I had the unfortunate circumstance of crashing my APM head first into the ground. Upon testing the board, everything seemed to work from the CLI but it would not work (No Mavlink, no stabilize mode) in flight mode. When I looked closer at the IMU, I noticed the the Digital 3.3V chip is broken (3 or 4 of the connections are broken)
Does anyone know if this is a fixable problem? If so, how?
Thank you
Ryan
Replies
I eventually got the chip soldered back on, and the multimeter is giving a solid 3.3v (no O-scope). I can get stabilize mode working but only with USB connected. I read the excerpt in the troubleshooting guide about this problem but it worked before the crash. I'm wondering if there is any reason that a poor solder job (very possible) would keep it from powering correctly or is the 3.3V regulator completely unrelated to how it is powered and something else may be damaged.

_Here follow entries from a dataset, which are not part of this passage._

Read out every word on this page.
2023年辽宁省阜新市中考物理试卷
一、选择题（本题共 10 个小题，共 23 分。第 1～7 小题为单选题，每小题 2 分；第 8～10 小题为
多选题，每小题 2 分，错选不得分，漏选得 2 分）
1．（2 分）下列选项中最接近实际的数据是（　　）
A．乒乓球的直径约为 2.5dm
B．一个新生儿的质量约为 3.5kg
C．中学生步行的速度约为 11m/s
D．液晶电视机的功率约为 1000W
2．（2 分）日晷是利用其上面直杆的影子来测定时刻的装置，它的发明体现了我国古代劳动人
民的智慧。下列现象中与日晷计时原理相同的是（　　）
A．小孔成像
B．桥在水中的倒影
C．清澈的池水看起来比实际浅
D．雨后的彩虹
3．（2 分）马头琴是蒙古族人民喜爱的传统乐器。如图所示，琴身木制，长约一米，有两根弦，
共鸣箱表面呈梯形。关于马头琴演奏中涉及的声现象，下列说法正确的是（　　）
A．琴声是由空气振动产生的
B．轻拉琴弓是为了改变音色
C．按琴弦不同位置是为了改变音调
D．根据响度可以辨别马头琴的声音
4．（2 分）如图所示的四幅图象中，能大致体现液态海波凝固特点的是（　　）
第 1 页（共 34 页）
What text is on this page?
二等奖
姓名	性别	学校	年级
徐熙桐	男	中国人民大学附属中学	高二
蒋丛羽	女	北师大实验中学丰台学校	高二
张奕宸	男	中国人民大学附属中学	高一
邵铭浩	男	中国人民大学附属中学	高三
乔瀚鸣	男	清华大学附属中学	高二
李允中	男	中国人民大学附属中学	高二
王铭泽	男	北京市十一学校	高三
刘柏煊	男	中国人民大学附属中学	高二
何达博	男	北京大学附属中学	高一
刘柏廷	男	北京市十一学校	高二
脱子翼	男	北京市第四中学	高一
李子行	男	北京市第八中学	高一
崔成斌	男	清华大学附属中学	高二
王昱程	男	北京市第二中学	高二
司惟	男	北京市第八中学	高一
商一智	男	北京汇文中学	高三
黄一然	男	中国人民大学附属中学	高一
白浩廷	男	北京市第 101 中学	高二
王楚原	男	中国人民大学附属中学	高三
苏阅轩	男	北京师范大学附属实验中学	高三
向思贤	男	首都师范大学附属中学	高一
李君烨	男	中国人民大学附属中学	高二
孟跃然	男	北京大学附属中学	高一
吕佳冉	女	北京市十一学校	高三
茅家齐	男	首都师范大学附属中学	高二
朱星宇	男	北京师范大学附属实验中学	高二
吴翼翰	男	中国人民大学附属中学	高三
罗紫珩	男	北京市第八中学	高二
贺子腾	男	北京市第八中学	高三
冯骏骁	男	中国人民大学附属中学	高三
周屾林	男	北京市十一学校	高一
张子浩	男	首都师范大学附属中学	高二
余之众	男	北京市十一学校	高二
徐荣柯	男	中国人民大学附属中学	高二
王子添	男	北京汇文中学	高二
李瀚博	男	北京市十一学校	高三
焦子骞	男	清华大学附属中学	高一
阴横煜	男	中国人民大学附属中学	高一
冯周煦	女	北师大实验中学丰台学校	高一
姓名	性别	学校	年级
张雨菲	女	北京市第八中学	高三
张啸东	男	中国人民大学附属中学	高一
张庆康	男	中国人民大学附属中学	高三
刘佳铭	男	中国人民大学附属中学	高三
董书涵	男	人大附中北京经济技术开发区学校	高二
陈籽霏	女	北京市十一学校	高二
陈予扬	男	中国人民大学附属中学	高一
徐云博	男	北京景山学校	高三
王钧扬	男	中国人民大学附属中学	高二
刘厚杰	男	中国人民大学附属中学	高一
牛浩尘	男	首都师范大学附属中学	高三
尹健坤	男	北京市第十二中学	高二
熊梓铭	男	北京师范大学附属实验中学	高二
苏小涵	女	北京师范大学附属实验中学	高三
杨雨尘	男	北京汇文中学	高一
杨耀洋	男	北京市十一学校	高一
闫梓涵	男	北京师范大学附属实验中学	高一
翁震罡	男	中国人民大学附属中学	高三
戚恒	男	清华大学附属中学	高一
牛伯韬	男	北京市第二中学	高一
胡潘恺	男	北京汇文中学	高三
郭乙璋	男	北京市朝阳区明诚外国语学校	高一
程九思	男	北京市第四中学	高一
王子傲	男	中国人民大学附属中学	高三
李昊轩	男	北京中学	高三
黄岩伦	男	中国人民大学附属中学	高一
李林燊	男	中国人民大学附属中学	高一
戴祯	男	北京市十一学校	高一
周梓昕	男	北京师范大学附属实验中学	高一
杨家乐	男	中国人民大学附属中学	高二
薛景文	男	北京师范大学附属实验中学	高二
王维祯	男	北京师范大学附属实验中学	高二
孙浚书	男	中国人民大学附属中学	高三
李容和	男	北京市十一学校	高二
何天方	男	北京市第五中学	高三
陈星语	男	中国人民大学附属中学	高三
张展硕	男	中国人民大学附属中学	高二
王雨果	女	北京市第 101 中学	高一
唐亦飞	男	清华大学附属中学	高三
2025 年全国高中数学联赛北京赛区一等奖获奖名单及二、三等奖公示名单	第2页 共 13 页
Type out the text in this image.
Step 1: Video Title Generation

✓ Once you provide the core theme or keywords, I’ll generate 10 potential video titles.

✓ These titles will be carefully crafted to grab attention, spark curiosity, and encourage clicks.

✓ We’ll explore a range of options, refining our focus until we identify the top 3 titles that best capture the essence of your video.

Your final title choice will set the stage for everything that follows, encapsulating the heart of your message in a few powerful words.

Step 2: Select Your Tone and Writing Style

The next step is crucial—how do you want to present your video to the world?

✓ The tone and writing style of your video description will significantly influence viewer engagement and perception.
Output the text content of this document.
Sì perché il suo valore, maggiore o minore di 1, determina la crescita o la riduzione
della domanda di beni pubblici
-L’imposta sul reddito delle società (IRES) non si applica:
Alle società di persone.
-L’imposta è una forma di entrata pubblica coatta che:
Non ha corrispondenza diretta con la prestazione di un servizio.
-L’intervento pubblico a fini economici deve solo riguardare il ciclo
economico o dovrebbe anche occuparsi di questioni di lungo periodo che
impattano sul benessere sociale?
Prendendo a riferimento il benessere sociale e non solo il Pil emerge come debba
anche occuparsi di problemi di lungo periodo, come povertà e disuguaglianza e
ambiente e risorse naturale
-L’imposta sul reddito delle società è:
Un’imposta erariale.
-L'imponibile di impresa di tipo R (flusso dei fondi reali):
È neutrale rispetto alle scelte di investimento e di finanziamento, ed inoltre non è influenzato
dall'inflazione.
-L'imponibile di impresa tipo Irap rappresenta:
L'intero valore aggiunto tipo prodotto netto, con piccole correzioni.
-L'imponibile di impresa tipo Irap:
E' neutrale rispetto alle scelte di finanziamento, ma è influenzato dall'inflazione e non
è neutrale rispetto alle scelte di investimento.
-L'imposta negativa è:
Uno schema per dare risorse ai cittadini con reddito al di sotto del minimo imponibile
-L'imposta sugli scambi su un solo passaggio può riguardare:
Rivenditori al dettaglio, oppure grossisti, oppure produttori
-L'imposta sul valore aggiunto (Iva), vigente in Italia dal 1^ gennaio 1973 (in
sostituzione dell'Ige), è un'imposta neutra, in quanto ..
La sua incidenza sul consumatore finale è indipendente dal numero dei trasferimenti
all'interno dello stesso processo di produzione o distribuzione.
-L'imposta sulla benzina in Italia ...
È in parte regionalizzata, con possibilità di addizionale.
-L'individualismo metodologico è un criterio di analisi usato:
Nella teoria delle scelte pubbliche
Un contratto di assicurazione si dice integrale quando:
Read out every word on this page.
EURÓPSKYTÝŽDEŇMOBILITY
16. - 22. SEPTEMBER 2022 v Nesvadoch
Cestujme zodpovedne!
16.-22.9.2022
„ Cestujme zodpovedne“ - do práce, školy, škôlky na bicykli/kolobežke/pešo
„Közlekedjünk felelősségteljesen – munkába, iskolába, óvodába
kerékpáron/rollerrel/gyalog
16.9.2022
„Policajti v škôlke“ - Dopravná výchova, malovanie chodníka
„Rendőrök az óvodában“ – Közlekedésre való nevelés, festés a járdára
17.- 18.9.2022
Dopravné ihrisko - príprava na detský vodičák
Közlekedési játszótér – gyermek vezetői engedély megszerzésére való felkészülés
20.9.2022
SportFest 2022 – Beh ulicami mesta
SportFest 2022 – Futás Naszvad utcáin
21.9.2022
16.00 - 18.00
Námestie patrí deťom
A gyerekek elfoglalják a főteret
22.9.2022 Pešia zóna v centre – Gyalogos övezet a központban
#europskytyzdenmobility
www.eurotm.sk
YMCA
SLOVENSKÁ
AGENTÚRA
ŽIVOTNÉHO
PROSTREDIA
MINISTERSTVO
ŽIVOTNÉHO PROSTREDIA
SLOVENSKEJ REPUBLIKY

Follow-up question. If I can't figure this out, would it be feasible to feed the power from the BEC/ESC through the USB port? They are both 5V.
There are several ways to fix this. The first is to figure out what conductors were broken, and then fix them by cleaning and resoldderrr technics eolved innnnn.n a Guatamalin Insane Asylum & zzzzZZZZ . Then, save up enough money to buy a new one.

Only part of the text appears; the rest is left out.